Examples of the most common psychological disorders include major depression and dysthymia, bipolar disorder, anxiety, schizophrenia, and an array of personality disorders. Those individuals with depression have 2.5 times the risk of on-the-job injury. Workplace depression results in 200 million lost days annually. The disease is common, debilitating, and the number one cause of disability worldwide. Employers lose an estimated $52 billion annually in loss of productivity and insurance payments. It is worth your time as an employer to do all you can to support the psychological health and well-being of your employees.

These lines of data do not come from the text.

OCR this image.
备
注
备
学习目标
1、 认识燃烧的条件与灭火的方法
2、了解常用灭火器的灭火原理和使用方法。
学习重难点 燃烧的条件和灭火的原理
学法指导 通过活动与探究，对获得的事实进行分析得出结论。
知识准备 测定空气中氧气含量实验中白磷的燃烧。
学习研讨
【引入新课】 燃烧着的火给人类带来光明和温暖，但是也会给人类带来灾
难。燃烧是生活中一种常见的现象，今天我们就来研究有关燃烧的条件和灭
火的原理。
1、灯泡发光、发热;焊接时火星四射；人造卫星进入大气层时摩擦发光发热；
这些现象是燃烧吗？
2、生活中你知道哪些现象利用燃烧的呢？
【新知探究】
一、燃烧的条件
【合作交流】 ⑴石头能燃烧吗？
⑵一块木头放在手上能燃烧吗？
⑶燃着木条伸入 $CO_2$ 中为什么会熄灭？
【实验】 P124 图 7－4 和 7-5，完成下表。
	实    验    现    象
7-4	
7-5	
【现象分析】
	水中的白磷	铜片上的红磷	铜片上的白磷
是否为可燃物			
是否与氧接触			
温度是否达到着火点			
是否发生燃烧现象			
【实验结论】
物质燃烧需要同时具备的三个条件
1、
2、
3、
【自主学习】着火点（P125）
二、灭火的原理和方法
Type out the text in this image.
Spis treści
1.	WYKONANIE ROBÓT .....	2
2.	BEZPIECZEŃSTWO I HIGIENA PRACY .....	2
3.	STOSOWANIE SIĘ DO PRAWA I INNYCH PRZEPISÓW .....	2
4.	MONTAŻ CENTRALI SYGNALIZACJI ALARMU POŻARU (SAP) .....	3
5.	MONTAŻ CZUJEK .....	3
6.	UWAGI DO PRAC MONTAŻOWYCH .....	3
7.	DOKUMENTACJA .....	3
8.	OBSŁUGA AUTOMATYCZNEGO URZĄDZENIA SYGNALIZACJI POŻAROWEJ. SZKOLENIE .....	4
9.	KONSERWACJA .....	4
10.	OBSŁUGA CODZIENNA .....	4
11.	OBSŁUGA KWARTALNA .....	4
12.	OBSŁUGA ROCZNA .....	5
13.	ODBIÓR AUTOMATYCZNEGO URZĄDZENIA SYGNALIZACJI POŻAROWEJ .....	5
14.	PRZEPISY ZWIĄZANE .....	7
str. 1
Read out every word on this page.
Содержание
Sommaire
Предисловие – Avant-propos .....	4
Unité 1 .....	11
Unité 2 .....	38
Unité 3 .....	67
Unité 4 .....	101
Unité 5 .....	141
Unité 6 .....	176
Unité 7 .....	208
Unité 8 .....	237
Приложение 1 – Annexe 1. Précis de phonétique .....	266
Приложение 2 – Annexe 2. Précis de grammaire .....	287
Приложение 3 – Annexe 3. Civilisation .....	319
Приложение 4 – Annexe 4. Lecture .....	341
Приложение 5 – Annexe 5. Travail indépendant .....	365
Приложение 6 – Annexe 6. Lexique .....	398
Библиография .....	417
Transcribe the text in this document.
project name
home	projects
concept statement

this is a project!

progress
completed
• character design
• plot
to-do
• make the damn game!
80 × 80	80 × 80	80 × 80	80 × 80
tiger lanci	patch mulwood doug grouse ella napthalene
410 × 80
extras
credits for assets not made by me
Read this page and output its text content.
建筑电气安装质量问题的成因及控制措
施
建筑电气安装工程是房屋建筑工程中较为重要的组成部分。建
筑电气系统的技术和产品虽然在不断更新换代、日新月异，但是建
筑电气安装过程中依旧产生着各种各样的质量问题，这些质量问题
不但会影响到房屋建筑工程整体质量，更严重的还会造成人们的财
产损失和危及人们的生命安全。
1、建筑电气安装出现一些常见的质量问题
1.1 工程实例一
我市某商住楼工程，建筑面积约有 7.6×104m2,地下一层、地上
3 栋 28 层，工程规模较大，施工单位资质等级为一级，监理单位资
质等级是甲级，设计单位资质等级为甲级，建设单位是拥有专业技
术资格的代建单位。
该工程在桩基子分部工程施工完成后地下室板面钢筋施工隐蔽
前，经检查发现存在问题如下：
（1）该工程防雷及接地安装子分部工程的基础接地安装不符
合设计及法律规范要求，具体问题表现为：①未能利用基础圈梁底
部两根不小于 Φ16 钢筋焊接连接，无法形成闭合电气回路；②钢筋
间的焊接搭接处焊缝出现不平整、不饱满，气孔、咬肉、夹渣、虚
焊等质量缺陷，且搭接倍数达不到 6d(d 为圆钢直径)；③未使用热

With the increase in claims came an EEOC 2023 newly released Guidance on Mental Health Discrimination which is addressed to employees informing them of their employment rights under the ADA. Workplaces can and should play a significant role in minimizing their employees’ mental health risks. Employee stress levels continue to rise as more and more employees spend more and more hours at work without an increase in pay or benefits. Burnout and depression, particularly to millennials and millennial women, report these conditions more than any other generation.